Coach is practically peeing in his pants. He's hopping up and down, ecstatic. Anyone who knows anything about baseball knows at this point that I've got the Heat's number. That it's just a matter of time. Now it's me and the Heat. One of us will blink. One of us will screw up, because we're both human (yes, even the Heat), and when that happens, the other one will be forgotten. It's just a matter of odds as to which one of us breaks first. It's a matter of math.

I take a quick time-out to step out of the batter's box and catch my breath. Coach gestures frantically for me to stop stalling and get back in the box.

Pick it up, Mendel.

And I realize: it wasn't just desperation and anxiety in Coach's eyes and sweat—it was greed and lust, too. His whole life changes when I hit this ball, when we tie it up. The scout came to see the Heat blow us away and instead—even if we lose in extra innings—he sees a team that made the Heat work harder than he should have. A team run by Coach Kaltenbach. A team he'll watch from now on, including visits and dinners for Coach and press attention and—

I foul away another pitch.

—and I'm starting to wonder why the hell am I going to give him everything he wants? This guy has tormented me for my entire high school ball career. Why am I going to make his life easy? Do I really think he's gonna say anything good about me to Graves? There's nothing I can do about it, after all. Like Kaltenbach's really going to forget that I punched him, that I
humiliated
him in front of the entire team. Yeah, right.

Another pitch. Another foul ball. Coach is going insane. The entire bench is up and cheering for me, something they've never done at any other moment in my life. Zik is screaming himself hoarse, veins standing out in his neck. The whole field is alive, a single living, sonic
thing
that wraps around me.

At first base, Pat dances back and forth, ready to dash for second.

The Heat shakes off the catcher, then nods. I dig in. Turn my bat a quarter-turn in my grip.

The wind-up. Watching that left leg. It's straight as a base line. No breaking ball this time.

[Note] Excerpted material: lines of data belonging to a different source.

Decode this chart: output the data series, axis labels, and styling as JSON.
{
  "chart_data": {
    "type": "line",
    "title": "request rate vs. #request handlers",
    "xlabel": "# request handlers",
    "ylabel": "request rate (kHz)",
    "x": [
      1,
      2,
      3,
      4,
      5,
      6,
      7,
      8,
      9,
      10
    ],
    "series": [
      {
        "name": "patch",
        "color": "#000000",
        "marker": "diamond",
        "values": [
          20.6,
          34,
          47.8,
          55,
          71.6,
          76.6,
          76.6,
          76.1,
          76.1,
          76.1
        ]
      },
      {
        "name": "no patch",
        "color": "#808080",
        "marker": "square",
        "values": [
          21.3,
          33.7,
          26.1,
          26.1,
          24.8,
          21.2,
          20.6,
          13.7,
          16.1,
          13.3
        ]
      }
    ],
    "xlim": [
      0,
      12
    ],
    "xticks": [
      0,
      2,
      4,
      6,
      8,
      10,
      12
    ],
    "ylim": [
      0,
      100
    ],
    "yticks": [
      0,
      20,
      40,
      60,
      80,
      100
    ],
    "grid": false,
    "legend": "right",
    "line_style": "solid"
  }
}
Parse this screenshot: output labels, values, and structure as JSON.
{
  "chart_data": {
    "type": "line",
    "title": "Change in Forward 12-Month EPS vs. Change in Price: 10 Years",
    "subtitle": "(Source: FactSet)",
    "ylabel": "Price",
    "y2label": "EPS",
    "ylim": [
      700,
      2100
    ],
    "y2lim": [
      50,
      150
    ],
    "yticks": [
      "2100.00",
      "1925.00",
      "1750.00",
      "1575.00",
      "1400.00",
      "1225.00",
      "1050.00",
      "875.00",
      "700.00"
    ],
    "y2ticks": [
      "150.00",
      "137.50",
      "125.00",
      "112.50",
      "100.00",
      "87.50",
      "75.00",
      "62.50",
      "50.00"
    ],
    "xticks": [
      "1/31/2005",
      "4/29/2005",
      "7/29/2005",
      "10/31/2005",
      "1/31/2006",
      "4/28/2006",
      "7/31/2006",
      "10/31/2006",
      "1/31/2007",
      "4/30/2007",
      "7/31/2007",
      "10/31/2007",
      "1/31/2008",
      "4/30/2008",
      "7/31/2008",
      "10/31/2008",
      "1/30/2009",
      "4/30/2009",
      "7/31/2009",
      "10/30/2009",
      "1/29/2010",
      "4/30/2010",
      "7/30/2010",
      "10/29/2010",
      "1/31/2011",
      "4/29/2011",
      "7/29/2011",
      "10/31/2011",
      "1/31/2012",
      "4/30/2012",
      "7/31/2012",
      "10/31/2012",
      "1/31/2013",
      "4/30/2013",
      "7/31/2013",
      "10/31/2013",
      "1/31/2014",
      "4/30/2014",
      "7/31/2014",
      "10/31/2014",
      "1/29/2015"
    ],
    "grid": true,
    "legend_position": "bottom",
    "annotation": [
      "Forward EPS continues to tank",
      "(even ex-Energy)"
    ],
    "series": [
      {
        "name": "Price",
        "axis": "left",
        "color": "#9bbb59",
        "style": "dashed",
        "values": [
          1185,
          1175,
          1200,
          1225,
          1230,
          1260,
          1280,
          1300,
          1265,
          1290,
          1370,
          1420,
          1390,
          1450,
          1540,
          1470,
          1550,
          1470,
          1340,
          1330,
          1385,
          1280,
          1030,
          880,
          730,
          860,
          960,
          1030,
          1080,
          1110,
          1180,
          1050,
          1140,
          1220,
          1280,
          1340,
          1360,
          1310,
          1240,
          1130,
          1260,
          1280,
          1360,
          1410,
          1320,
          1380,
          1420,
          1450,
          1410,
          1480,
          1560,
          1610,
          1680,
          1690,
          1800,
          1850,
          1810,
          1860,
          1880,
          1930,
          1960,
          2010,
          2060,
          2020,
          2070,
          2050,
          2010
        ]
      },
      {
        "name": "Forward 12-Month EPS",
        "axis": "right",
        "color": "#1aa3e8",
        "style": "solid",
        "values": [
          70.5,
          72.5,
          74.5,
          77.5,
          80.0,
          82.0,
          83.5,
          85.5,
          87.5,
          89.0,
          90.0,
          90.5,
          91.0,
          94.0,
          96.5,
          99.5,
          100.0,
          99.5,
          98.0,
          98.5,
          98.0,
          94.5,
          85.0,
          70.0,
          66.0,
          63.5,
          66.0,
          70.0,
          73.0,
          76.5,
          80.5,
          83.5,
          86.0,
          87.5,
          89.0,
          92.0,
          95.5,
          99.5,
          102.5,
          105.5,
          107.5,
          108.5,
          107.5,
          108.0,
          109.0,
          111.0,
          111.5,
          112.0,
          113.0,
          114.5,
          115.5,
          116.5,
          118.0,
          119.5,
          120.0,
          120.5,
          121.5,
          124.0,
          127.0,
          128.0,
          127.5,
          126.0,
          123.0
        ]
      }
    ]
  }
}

It's a perfect strike, or it
will
be, when it reaches the plate. A
laser
doesn't move in a line this straight.

It's going to cross right over the center of plate and right at my letters. Irresistible. Impossible not to swing at it.

And it's slow. Relatively speaking, of course. Slower than his other fastballs.

You have two-tenths of a second to react. Two-tenths of a second for the quad-A cocktail.

I do what I've trained my whole life to do. I watch the ball. I keep my eye on the ball. I never stop watching.

I watch it as it sails past me and lands in the catcher's mitt, a perfect and glorious strike three.

Chapter 22
 
Aftermath (The Worst Day)

Well.

OK.

It didn't feel as good or as liberating as I thought it would.

For the first time in my life, I
let the ball go by.

Wow. So
this
is what that feels like.

It's weird. I let down the team, but you know what? There are a million other times when I
didn't
let down the team, when I was right there for the team, when I saved the team's ass. We let each other down every day of our lives—all of us. Whether it's Dad freezing for those crucial seconds before jumping in to stop George Sherman from kicking the shit out of me, or whether it's me ignoring Rachel for five years because I let my own guilt overwhelm my common sense and judgment.